И не стремятся ли растянуть каждого человека длина, ширина, высота и множество других направлений? «"Гиды" вели себя, как будто к ним теперь были приложены мощные разнонаправленные силы, на которые человек просто не может не реагировать, иначе силы его четвертуют <...> ночь вокруг них распадалась на обрывки, которые сразу же снова скатывались во что-то новое». Монтаж охватывает отрывистые штрихи, притворившиеся несходящимися: сквозь лианы синхронно проступают иностранцы в противогазах — «тропические друиды» — и движутся советские солдаты, участники военных учений, запечатленные еще ребенком — и «обе картинки» кажутся герою «написанными одним художником и одними и теми же красками». Память становится оптическим прибором, преломляющим и проецирующим на «сейчас» косвенное видение предмета. Автор ведет «трансперсонажные работы», смотря сквозь воспоминание героя, как сквозь прозрачную дифракционную решетку, разбивающую фронт световой волны на отдельные пучки света, которые раскладываются в спектр. Герой — линза автора, поэтому отказаться от видения посредством «я» персонажа значит то же, что и Артуру снять свои «хамелеоны» с сильными диоптриями: без них глаза кажутся незащищенными. Профессора университета, надевающие несколько галстуков сразу, загадочно коррелируют с нагромождением миров: «цветы с антропоморфными чертами… Их я где-то уже видел... "The Wall", фильм Алана Паркера. В фильме они были рисованными вставками, и теперь на стене дядиной гостиной создавали ощущение наложения миров». «Мне иногда кажется, что ты и Артур — один человек», — скажет Косте его жена. Но и мир только кажется монолитом. Так же легко, как надеть «два носка на одну ногу», человеку оказаться наслоением собственных теней: «в феврале врач районной поликлиники, посмотрев флюорограмму, отправил меня в тубдиспансер <…> и тамошний врач диагноз опроверг, а когда я спросил, что было на прошлом снимке, он сказал: "Ничего. Просто наложение теней", и я повторял эти слова вслух по дороге домой, отбрасывая сразу две или три тени, которые удлинялись, будто передавались по проводам, а я был наложением». Тень у Мильштейна вообще ведет себя довольно независимо: «тени растворившихся в воздухе вольных каменщиков лежали по углам, но не беспокоили». Но тени ветвей переплетаются не менее сложно, чем ветви, тоже образуя лабиринт.

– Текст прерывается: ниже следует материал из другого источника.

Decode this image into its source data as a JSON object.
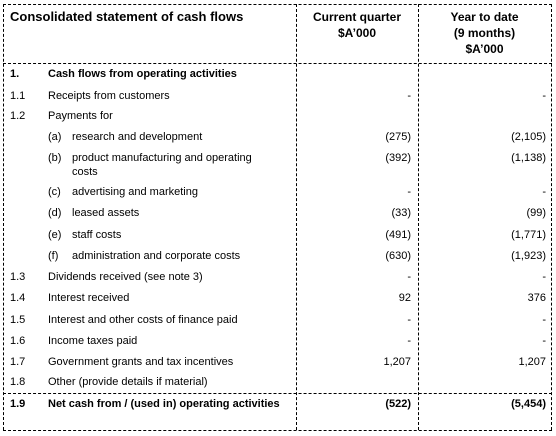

Всякое отношение может быть перевернуто. Один из героев Мильштейна путешествует с чемоданом такой величины, что в ситуации безнадежности его посещает мысль забраться туда, выбросив скарб на тротуар. Институт сам определяет, в какую аудиторию заводить блуждающего по нему студента. Так возникает мысль о микробе, смотрящем в микроскоп на исследователя. И уже неясно, откуда извлекается звук: «у Стасика был диффузный бронхит <...> в одном из писем он сообщал мне: "я уже научился путать эти звуки в груди с внешними шумами… с голосами соседей, кошек, водопроводных кранов"». И в каждом медленно вызревает, наливаясь и наваливаясь, «другой». Человек вроде бы он сам, а вроде бы и нет: «это ветки трещат, которые кто-то вроде меня подбрасывает в костер».

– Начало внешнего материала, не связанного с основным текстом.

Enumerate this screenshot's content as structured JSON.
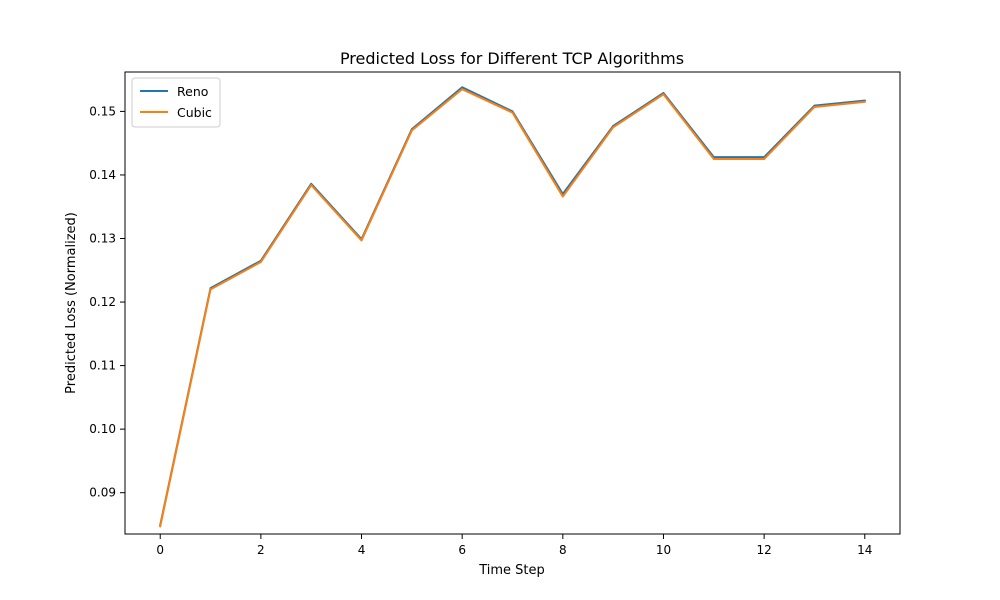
{
  "chart_data": {
    "type": "line",
    "title": "Predicted Loss for Different TCP Algorithms",
    "xlabel": "Time Step",
    "ylabel": "Predicted Loss (Normalized)",
    "xlim": [
      -0.7,
      14.7
    ],
    "ylim": [
      0.0835,
      0.1562
    ],
    "xticks": [
      0,
      2,
      4,
      6,
      8,
      10,
      12,
      14
    ],
    "xtick_labels": [
      "0",
      "2",
      "4",
      "6",
      "8",
      "10",
      "12",
      "14"
    ],
    "yticks": [
      0.09,
      0.1,
      0.11,
      0.12,
      0.13,
      0.14,
      0.15
    ],
    "ytick_labels": [
      "0.09",
      "0.10",
      "0.11",
      "0.12",
      "0.13",
      "0.14",
      "0.15"
    ],
    "grid": false,
    "legend_position": "top-left",
    "x": [
      0,
      1,
      2,
      3,
      4,
      5,
      6,
      7,
      8,
      9,
      10,
      11,
      12,
      13,
      14
    ],
    "series": [
      {
        "name": "Reno",
        "color": "#1f77b4",
        "values": [
          0.0849,
          0.1222,
          0.1265,
          0.1386,
          0.1299,
          0.1472,
          0.1538,
          0.15,
          0.137,
          0.1477,
          0.1529,
          0.1428,
          0.1428,
          0.1509,
          0.1517
        ]
      },
      {
        "name": "Cubic",
        "color": "#ff7f0e",
        "values": [
          0.0847,
          0.122,
          0.1263,
          0.1384,
          0.1297,
          0.147,
          0.1535,
          0.1498,
          0.1366,
          0.1475,
          0.1527,
          0.1425,
          0.1425,
          0.1507,
          0.1515
        ]
      }
    ]
  }
}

Все, как пленка-негатив, вынашивает нечто еще не проявленное. Из дыма можно слепить детский куличик. Девушка оказывается амфибией-Лорелеей и пытается зачать в ночном море сверхчеловека. А эхо пробуют выбросить вон заодно со старой шляпой. Бухту учат говорить, и у неба появляется собственная флейта. Все прошито сопроникновением — путешествиями в иное. И кому-то кажется, что «человек должен женщиной не рождаться, а уходить в нее под конец, становиться маленьким и уползать». В самолетах живут «аэро-домовые» — полиглоты, оказывающиеся переводчиками со скандинавских языков.

«Кодекс парашютиста» — как иностранный язык, похожий на «течение реки — если вы не гребете, вы не просто стоите на месте, вас сносит назад, вы деградируете». Но можно пойти воздушным путем. Пока вы приземляетесь на парашюте, один берег успеет сменить собой своего собрата. Но только если вы верно сложили свой парашют. «Достаточно, чтобы маленький кусок нитки или какая-то крошка случайно попали между складками — и все, парашют не раскроется».